An electrocardiogram uses signals from electrodes placed on the skin to record the electrical activity of your heart. It's a common noninvasive test used to detect irregular functioning, such as cardiac arrhythmia.
Another test to assess the electrical activity of the heart, an electrophysiology test is used to identify abnormal functioning of the heart. Unlike the noninvasive EKG, however, an electrophysiology test is minimally invasive – it involves a catheter (with electrodes) that enters the body through an incision in the groin, neck, or arm, and is threaded through blood vessels that enter the heart.

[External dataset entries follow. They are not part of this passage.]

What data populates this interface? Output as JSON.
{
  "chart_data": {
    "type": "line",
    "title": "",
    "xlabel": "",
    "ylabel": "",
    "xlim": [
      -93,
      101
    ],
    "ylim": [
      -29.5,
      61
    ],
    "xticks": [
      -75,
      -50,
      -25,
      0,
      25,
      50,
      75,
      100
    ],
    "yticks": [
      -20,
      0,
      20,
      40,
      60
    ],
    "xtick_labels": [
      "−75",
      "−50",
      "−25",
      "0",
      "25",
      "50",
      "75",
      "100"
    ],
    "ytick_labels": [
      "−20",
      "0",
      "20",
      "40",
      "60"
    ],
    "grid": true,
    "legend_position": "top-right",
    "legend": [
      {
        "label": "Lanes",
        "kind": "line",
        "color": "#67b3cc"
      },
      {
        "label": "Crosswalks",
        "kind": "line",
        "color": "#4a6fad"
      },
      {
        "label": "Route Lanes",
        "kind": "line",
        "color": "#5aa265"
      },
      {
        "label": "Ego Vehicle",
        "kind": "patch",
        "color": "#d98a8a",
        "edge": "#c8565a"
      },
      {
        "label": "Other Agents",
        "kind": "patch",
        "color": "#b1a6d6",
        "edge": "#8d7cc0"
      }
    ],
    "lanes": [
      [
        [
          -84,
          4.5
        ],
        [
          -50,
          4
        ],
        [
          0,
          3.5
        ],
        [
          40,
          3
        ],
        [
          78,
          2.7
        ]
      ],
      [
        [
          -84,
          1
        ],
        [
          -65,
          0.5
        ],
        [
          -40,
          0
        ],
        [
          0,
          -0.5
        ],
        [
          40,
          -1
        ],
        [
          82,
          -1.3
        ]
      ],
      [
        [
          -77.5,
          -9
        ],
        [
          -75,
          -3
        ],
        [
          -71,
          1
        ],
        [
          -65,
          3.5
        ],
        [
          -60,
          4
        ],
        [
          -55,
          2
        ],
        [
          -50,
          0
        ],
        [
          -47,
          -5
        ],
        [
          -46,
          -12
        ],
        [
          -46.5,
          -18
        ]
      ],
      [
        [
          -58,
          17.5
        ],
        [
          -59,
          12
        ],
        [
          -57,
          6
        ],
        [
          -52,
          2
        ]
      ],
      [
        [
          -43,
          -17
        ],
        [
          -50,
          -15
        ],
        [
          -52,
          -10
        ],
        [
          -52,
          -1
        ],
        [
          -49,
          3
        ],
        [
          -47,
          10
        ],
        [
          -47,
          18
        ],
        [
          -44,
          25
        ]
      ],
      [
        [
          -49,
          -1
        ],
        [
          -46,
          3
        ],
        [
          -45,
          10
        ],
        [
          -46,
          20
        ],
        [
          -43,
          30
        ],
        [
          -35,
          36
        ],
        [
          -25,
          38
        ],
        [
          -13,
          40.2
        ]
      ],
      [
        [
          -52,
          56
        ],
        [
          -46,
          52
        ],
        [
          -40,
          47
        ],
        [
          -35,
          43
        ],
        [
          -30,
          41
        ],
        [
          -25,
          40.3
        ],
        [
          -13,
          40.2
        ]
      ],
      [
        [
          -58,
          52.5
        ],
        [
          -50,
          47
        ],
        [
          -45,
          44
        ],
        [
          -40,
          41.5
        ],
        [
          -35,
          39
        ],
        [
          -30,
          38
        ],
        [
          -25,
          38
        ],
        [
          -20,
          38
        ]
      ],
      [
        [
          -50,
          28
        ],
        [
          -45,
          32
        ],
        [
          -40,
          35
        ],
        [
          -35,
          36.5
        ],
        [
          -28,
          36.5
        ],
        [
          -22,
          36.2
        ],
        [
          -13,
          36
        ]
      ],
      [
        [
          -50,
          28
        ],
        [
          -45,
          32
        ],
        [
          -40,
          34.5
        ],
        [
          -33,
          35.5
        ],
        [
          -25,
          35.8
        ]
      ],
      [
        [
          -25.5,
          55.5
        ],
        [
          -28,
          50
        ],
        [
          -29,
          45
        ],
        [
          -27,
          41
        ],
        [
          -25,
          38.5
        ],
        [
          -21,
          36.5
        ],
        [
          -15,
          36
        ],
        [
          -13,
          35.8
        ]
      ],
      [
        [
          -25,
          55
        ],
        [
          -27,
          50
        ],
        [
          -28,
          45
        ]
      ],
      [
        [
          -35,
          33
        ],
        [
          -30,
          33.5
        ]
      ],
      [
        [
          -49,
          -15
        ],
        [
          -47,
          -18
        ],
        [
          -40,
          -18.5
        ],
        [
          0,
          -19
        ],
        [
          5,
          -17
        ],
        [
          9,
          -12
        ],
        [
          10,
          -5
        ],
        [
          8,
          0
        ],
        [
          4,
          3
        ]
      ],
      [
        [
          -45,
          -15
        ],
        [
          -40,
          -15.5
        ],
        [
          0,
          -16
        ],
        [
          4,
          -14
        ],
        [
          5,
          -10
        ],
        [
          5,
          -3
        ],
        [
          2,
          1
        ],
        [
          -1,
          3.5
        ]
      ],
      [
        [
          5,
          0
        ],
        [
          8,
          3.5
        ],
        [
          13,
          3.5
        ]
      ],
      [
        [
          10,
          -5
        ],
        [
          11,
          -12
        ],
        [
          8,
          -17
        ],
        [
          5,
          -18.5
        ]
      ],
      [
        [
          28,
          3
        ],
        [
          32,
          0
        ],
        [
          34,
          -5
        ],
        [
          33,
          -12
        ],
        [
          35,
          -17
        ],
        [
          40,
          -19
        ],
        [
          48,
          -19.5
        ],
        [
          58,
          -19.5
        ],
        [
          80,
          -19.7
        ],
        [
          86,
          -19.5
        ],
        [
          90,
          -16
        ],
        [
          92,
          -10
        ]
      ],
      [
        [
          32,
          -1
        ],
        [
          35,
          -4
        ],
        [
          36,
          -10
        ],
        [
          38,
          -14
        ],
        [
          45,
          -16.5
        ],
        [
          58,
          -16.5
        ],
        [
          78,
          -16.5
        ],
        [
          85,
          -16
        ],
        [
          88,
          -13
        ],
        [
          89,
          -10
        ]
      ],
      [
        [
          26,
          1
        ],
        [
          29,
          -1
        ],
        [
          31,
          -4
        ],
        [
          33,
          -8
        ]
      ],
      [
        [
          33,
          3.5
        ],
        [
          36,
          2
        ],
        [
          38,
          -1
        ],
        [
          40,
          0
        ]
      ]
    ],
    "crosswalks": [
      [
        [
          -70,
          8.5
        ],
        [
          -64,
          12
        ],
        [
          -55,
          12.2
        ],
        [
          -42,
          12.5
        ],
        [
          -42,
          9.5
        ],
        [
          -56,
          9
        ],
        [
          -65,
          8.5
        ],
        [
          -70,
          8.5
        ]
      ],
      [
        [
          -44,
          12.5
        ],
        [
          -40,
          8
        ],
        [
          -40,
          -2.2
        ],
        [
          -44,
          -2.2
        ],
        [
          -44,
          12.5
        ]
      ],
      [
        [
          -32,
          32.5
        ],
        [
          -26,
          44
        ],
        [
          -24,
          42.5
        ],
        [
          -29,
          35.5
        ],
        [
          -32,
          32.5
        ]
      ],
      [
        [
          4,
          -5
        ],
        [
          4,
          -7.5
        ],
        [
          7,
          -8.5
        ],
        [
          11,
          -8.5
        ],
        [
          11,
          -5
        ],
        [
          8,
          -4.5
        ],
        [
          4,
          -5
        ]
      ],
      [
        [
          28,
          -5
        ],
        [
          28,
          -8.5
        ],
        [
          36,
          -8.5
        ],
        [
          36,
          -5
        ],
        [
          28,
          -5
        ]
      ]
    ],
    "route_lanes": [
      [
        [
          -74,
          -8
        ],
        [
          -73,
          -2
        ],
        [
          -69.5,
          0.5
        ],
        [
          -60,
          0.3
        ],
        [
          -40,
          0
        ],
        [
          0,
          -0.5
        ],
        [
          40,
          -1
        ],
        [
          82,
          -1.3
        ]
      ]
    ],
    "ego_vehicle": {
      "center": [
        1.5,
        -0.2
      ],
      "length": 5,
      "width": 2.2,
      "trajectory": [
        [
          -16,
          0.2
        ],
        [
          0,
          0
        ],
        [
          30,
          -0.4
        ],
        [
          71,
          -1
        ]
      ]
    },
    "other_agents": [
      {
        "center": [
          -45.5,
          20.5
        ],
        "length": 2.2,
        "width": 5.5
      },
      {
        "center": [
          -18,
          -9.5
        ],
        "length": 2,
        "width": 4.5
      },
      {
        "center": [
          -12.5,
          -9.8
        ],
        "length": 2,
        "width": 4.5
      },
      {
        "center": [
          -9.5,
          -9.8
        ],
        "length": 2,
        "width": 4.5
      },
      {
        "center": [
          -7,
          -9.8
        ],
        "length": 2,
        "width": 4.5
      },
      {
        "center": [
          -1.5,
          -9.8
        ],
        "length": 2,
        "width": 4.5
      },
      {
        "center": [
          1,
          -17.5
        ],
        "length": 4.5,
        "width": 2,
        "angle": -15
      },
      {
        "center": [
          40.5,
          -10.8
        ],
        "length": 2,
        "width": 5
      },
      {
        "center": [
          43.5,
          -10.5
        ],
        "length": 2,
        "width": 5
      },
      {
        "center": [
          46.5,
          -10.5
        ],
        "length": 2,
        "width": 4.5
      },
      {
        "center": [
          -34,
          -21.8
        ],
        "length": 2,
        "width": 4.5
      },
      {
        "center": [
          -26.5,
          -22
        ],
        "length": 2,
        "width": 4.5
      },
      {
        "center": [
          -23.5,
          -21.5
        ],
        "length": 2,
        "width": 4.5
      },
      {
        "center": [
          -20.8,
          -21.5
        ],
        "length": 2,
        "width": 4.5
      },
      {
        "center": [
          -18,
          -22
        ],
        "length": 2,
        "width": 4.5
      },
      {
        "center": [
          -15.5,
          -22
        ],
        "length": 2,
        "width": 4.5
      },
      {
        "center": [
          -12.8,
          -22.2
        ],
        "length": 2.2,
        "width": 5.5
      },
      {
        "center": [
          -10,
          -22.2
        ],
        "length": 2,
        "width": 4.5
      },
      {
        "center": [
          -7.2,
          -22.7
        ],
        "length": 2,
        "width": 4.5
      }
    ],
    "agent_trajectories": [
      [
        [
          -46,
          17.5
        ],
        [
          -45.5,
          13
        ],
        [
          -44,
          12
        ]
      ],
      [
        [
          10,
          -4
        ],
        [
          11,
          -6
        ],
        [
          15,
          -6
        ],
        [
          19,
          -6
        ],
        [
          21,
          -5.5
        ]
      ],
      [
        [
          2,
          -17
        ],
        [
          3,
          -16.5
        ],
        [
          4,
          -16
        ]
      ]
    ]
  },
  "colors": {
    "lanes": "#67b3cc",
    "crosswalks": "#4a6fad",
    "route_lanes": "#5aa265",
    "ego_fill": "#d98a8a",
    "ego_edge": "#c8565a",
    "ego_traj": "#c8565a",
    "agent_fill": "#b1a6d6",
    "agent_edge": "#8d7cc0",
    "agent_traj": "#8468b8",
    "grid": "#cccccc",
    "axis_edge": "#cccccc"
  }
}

A thorough assessment of an implanted cardiac device (pacemaker or implantable cardioverter-defibrillators) should be done on a regular basis. We will check to ensure that the device is working properly and has sufficient battery life. A physician can also check any logged data regarding heart rate and rhythm.
- Exercise treadmill testing – A type of stress test in which the patient is hooked up to an electrocardiogram (EKG) machine and asked to exercise – in this case, on a treadmill.
- Nuclear stress test – This involves the additional step of injecting a radioactive dye into the bloodstream before a patient undergoes stress testing. The dye helps a special scanner to create images of the heart. Light spots on the images reveal that the dye did not make it all the way into the heart via the bloodstream and may indicate inadequate blood flow to the heart.
Ultrasound imaging examines blood flow in arteries and veins, looking for blockages or problems with blood flow such as the buildup of plaque. Our team may recommend one or more of the following types of vascular ultrasound tests to diagnose your cardiovascular issue:
- Carotid ultrasound – examines the carotid arteries, which deliver blood from the heart to the brain
- Duplex ultrasound – examines veins that return blood to the heart
- Venous Doppler ultrasound – examines the large arteries and veins of the legs and arms. The Doppler technique can identify the speed and other characteristics of blood moving within the veins. It is used to analyze moving objects (in this case, blood flow) – as opposed to carotid and duplex ultrasounds, which use traditional ultrasound technology that bounces off blood vessels to create an image of what’s there.
In addition, knowing your family history can help predict your heart’s future. Inherited or genetic risk factors can help you assess your risk of heart or circulatory problems. You can then manage the risks through medical intervention and healthy lifestyle changes. Don’t wait until it is too late.